CLASSROOM SESSION- PC#1 - 7TH MAY

51. A paragraph is given below from which the last sentence has been deleted. From the given options,
choose the one that completes the paragraph in the most appropriate way.
It's also what Vindi Banga employed when trying to figure out how to sell Unilever products to rural
Indian women. Instead of spending on advertising, the company established the women as smallbusiness
operators, providing loans to buy Unilever products and resell them in their communities.
The women got jobs, and Unilever got a new distribution channel, notes Banga. "These ladies
became brand ambassadors, brand teachers and brand distributors — all in one."
_____________________________
(a) Rural markets have come up in a big way in the past few years.
(b) It is astonishing that the potential of rural markets was discovered so late.
(c) In emerging markets, companies work very hard to get the value equation right.
(d) It is not surprising that Indian executives tend to pay particular attention to the rural consumer.


52. A paragraph is given below from which the last sentence has been deleted. From the given options,
choose the one that completes the paragraph in the most appropriate way.
Churchill and Gandhi, Hitler and Stalin—all had precise images, good or evil, and their deaths were
cause for sorrow or celebration. With Mao Tse-tung, it is another story. In his lifetime, he was
transformed in the public mind from archenemy to a more ambiguous figure that inspired neither
hatred nor love, but uneasy admiration. He embraced too many opposites to be more than partially
comprehended: visionary and tyrant, molder of men's souls and master of men's lives, the abstract
theoretician ruthlessly presiding over the liquidation of his opponents, the roly-poly uncle of his
country dunking in the Yangtze. But Americans had learned to be comfortable with Mao. So long as
he lived, China would not be especially friendly; neither would it be overly hostile.
__________________________________________
(a) In his lifetime, he was transformed in the public mind.
(b) Now there is apprehension about which way the country may tilt.
(c) Mao's death was like the toppling of a giant.
(d) Great foreign leaders have always evoked strong emotions among Americans.
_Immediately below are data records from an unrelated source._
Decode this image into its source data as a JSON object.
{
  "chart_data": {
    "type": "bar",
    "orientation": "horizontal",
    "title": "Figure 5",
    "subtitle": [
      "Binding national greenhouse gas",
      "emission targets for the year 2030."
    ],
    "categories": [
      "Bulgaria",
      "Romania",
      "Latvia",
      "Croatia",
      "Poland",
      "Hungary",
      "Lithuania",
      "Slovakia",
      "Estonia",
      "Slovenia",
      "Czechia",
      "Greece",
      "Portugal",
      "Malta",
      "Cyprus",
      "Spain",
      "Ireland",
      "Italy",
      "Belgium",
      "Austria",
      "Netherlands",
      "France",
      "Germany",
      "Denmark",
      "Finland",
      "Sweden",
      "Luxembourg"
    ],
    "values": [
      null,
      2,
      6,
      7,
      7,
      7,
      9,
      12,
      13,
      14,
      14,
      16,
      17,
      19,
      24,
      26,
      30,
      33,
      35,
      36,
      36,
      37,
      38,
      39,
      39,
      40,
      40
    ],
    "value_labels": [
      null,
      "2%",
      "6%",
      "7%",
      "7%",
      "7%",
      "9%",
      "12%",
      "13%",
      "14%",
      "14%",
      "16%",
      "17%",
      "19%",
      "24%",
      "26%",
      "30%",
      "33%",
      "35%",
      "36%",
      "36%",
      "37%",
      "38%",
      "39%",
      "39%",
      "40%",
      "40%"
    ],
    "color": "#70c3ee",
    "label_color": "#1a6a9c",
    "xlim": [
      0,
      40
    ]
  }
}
53. A paragraph is given below from which the last sentence has been deleted. From the given options,
choose the one that completes the paragraph in the most appropriate way.
In the early 1940s, Venu Chitale, a Maharashtrian in Britain, used to broadcast radio shows on
Indian cooking for BBC's home service. Around then, writer Mulk Raj Anand too had brought out a
collection of Indian recipes in the UK. Curry may be a craze among the British today, but few know
about its history in Britain. Indian independence created a sort of collective amnesia about the
history that India and Britain shared. _______________________________
(a) The history of Indians in Britain is better known and remembered post-1950.
(b) This shared history of the two countries can be compared to a long-term relationship.
(c) 'Making Britain: South Asian Visions of Home and Abroad' is a project funded by the UK Arts
and Humanities Research Council.
(d) Beyond the Frame: India British Connections is an archiving project that documents the long
history of Indian presence in Britain.